Widoffs, the sweet baker’s shop where my sweet mother, tired from her 60-hour-work week at the sweat-shop dry cleaners down the road would come in to buy her favorite donut – the whipped cream and raspberry filled, powder-sugar-dusted, long, phallic, gigantic Bavarian. GONE. DEAD. Both of them. Forever!

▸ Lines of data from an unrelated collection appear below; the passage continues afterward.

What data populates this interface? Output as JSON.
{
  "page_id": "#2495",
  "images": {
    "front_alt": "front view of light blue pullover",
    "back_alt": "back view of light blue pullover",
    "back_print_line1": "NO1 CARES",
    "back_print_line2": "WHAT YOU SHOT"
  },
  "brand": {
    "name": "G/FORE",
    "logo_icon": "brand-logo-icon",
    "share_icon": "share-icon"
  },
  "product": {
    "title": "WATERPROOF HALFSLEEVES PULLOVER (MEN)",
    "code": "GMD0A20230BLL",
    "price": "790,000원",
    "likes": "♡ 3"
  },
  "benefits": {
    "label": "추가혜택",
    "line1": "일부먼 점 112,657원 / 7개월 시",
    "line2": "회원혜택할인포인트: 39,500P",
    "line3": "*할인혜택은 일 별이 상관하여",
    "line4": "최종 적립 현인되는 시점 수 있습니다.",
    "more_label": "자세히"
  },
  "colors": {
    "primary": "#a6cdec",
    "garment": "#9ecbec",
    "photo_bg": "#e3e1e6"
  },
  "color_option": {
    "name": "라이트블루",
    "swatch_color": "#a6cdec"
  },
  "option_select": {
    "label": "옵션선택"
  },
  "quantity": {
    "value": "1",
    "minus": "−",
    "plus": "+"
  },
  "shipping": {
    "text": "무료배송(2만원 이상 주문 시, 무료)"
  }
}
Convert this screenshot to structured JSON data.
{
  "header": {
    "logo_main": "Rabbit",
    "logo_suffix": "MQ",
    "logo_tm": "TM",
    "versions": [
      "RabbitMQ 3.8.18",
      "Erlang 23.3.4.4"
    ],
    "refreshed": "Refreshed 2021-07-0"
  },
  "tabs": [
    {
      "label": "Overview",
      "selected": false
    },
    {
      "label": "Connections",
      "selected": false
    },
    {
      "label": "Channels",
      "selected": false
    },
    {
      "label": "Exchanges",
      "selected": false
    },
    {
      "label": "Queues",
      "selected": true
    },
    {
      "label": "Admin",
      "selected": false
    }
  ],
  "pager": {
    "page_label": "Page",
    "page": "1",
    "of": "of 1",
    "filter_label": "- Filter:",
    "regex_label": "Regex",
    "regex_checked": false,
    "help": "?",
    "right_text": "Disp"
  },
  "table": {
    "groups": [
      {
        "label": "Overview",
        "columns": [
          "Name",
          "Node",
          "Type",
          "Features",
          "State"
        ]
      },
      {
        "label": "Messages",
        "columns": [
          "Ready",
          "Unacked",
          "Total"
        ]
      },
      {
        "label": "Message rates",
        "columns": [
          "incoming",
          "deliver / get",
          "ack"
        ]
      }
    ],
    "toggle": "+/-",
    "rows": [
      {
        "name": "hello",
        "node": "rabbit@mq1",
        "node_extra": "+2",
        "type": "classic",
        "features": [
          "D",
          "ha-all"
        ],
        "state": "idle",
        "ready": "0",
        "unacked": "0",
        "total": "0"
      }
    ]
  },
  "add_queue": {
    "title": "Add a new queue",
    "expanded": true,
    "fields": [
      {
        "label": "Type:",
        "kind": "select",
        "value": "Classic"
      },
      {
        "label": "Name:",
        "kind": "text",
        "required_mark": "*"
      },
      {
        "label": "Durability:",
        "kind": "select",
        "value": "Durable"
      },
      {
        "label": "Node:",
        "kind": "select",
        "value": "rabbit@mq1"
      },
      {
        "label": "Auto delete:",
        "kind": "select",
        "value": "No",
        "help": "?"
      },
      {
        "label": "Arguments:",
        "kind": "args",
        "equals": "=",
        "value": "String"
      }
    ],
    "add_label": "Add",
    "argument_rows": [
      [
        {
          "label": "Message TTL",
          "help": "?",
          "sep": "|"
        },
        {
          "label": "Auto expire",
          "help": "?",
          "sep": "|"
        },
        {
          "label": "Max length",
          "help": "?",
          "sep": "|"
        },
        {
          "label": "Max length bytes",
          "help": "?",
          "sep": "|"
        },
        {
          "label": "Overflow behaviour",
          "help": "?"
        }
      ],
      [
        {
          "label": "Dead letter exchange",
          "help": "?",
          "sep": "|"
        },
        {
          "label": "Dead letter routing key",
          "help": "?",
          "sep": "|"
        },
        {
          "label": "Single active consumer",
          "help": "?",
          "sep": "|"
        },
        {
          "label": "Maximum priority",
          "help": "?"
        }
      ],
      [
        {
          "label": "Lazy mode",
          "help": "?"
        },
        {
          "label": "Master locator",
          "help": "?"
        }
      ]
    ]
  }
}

Widoff’s. Always so famous in our city it was known to all Worcesterites as just “Widoffs,” the way everyone knew “Spaggs” as just Spaggs. An immigrant city with immigrant nicknames for the places it loved most. Both gone now.

Tradition.

For a half century, Widoffs was the destination of every Sunday morning church goer in Worcester who drove, walked, ran, or skeedaddled! to Widoffs (and Ledermans Bakery, right across the street), after attending Sunday Mass to buy a dozen of bulkies. For Sunday dinner. For sandwiches for the work week. They were always just-out-of-the-oven hot and maddeningly fragrant! And they were nestled in a crisp, medium-sized brown paper bag that you stuck your face into to get a good, deep, whiff of those fragrant beauties – like the glue sniffers who maybe hung out a few streets down in the old tenements. Always the brown bags. A Widoffs tradition as sacred as the Communion wafers we had just reverently swallowed at St. Mary’s or St. John’s churches.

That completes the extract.